Abstract

Syntactic parsing strategies like “minimal attachment” have mainly been studied for written language. However, there is recent interest in whether parsing strategies are used for speech. An alternative view is that, because speech contains acoustic patterns that covary with structure, and these influence listeners' syntactic interpretations, acoustic patterns can indicate structure, and so strategies are unnecessary. A critical assumption of the latter view remains to be tested: Speakers reliably produce acoustic correlates of structure for minimal and nonminimal attachment sentences. The present study investigated this, comparing productions of minimal and nonminimal attachment sentences. Longer duration and more extreme pitch fall-rise were expected for a sentence containing a major syntactic boundary in the critical region (i.e., nonminimal attachment).
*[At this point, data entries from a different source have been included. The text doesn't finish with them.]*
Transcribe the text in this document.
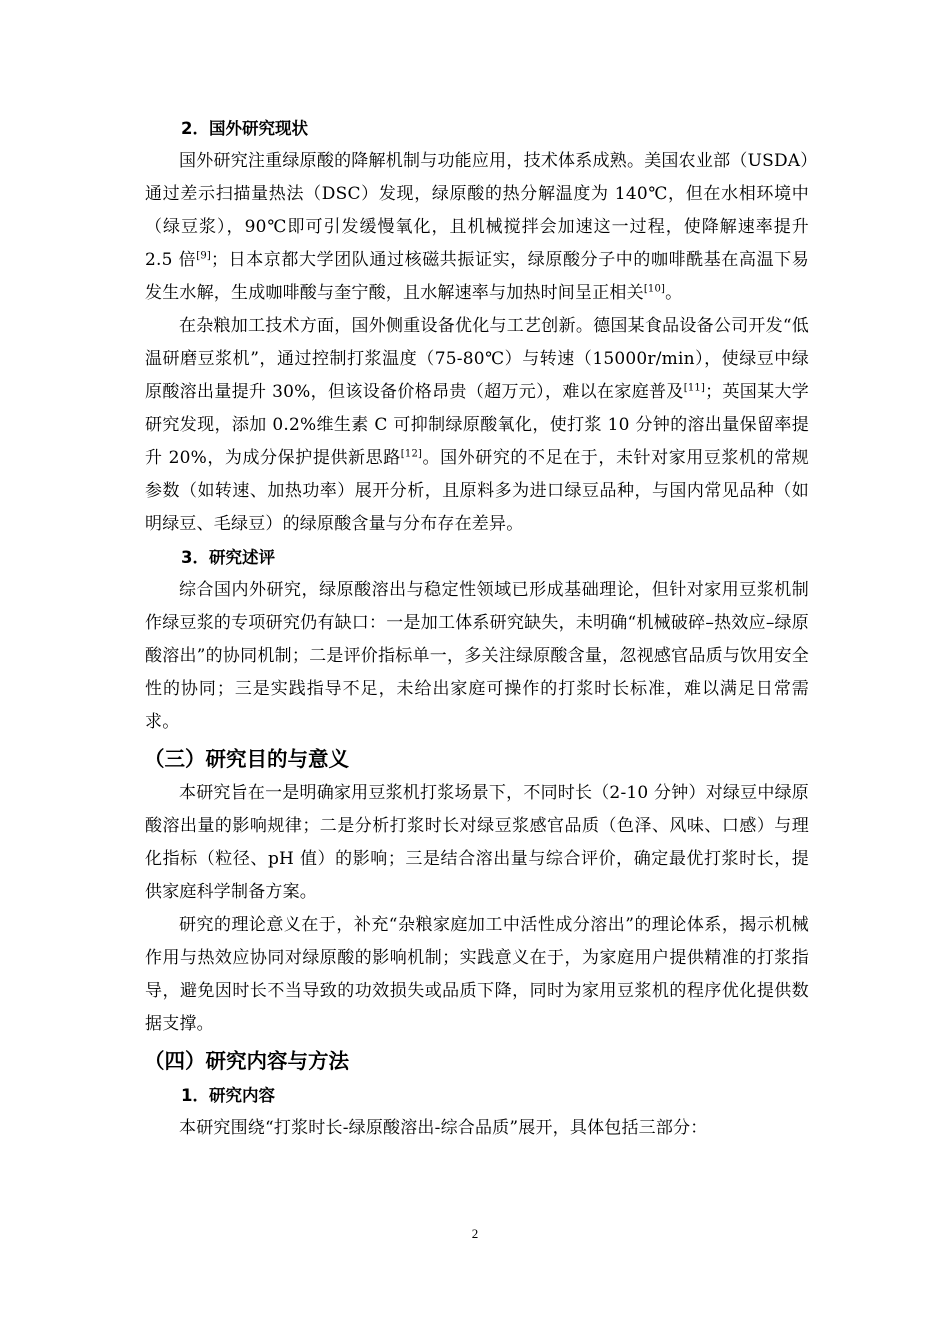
2．国外研究现状

国外研究注重绿原酸的降解机制与功能应用，技术体系成熟。美国农业部（USDA）通过差示扫描量热法（DSC）发现，绿原酸的热分解温度为 140℃，但在水相环境中（绿豆浆），90℃即可引发缓慢氧化，且机械搅拌会加速这一过程，使降解速率提升 2.5 倍[9]；日本京都大学团队通过核磁共振证实，绿原酸分子中的咖啡酰基在高温下易发生水解，生成咖啡酸与奎宁酸，且水解速率与加热时间呈正相关[10]。

在杂粮加工技术方面，国外侧重设备优化与工艺创新。德国某食品设备公司开发“低温研磨豆浆机”，通过控制打浆温度（75-80℃）与转速（15000r/min），使绿豆中绿原酸溶出量提升 30%，但该设备价格昂贵（超万元），难以在家庭普及[11]；英国某大学研究发现，添加 0.2%维生素 C 可抑制绿原酸氧化，使打浆 10 分钟的溶出量保留率提升 20%，为成分保护提供新思路[12]。国外研究的不足在于，未针对家用豆浆机的常规参数（如转速、加热功率）展开分析，且原料多为进口绿豆品种，与国内常见品种（如明绿豆、毛绿豆）的绿原酸含量与分布存在差异。

3．研究述评

综合国内外研究，绿原酸溶出与稳定性领域已形成基础理论，但针对家用豆浆机制作绿豆浆的专项研究仍有缺口：一是加工体系研究缺失，未明确“机械破碎–热效应–绿原酸溶出”的协同机制；二是评价指标单一，多关注绿原酸含量，忽视感官品质与饮用安全性的协同；三是实践指导不足，未给出家庭可操作的打浆时长标准，难以满足日常需求。

（三）研究目的与意义

本研究旨在一是明确家用豆浆机打浆场景下，不同时长（2-10 分钟）对绿豆中绿原酸溶出量的影响规律；二是分析打浆时长对绿豆浆感官品质（色泽、风味、口感）与理化指标（粒径、pH 值）的影响；三是结合溶出量与综合评价，确定最优打浆时长，提供家庭科学制备方案。

研究的理论意义在于，补充“杂粮家庭加工中活性成分溶出”的理论体系，揭示机械作用与热效应协同对绿原酸的影响机制；实践意义在于，为家庭用户提供精准的打浆指导，避免因时长不当导致的功效损失或品质下降，同时为家用豆浆机的程序优化提供数据支撑。

（四）研究内容与方法
1．研究内容

本研究围绕“打浆时长-绿原酸溶出-综合品质”展开，具体包括三部分：

2
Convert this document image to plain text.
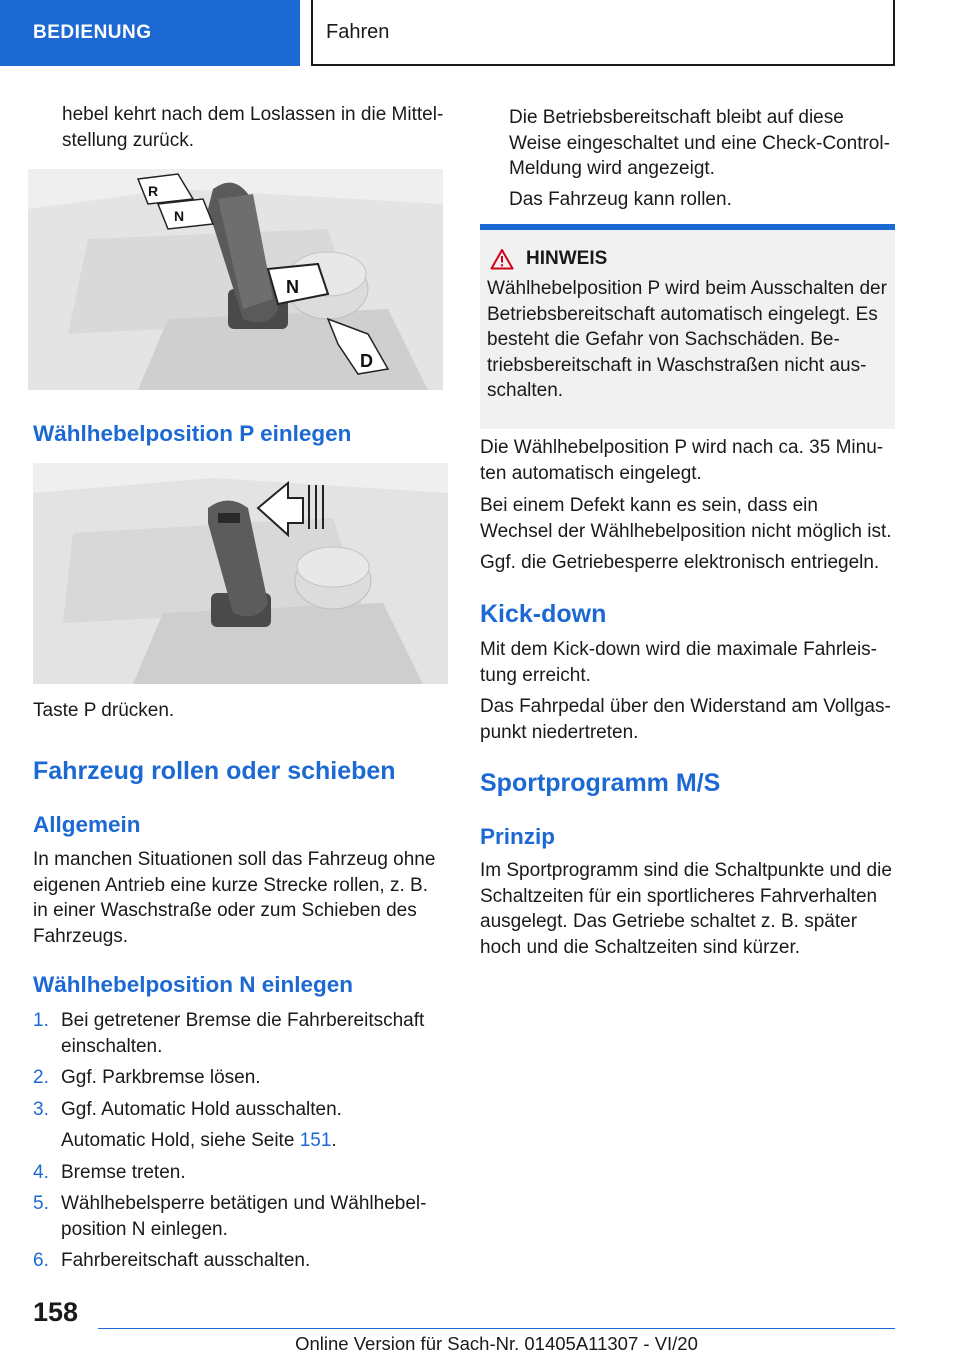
BEDIENUNG	Fahren

hebel kehrt nach dem Loslassen in die Mittelstellung zurück.

R
N
N
D
Wählhebelposition P einlegen

Taste P drücken.

Fahrzeug rollen oder schieben
Allgemein

In manchen Situationen soll das Fahrzeug ohne eigenen Antrieb eine kurze Strecke rollen, z. B. in einer Waschstraße oder zum Schieben des Fahrzeugs.

Wählhebelposition N einlegen
1. Bei getretener Bremse die Fahrbereitschaft einschalten.
2. Ggf. Parkbremse lösen.
3. Ggf. Automatic Hold ausschalten.
Automatic Hold, siehe Seite 151.
4. Bremse treten.
5. Wählhebelsperre betätigen und Wählhebelposition N einlegen.
6. Fahrbereitschaft ausschalten.

Die Betriebsbereitschaft bleibt auf diese Weise eingeschaltet und eine Check-Control-Meldung wird angezeigt.

Das Fahrzeug kann rollen.

HINWEIS

Wählhebelposition P wird beim Ausschalten der Betriebsbereitschaft automatisch eingelegt. Es besteht die Gefahr von Sachschäden. Betriebsbereitschaft in Waschstraßen nicht ausschalten.

Die Wählhebelposition P wird nach ca. 35 Minuten automatisch eingelegt.

Bei einem Defekt kann es sein, dass ein Wechsel der Wählhebelposition nicht möglich ist.

Ggf. die Getriebesperre elektronisch entriegeln.

Kick-down

Mit dem Kick-down wird die maximale Fahrleistung erreicht.

Das Fahrpedal über den Widerstand am Vollgaspunkt niedertreten.

Sportprogramm M/S
Prinzip

Im Sportprogramm sind die Schaltpunkte und die Schaltzeiten für ein sportlicheres Fahrverhalten ausgelegt. Das Getriebe schaltet z. B. später hoch und die Schaltzeiten sind kürzer.

158
Online Version für Sach-Nr. 01405A11307 - VI/20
Surprisingly, phrase-final lengthening did not appear; duration for the syntactic boundary condition was shorter. Additional experiments suggest why. When subjects assign sentence-focus-stress to material in the critical region of a no-boundary sentence, stress is represented by increased duration or pitch rise. Thus both syntactic and nonsyntactic linguistic information influence the form of the acoustic patterns produced, and determine whether the expected differences are observable across sentences. Implications for parsing models and for investigations of speech production and perception will be discussed.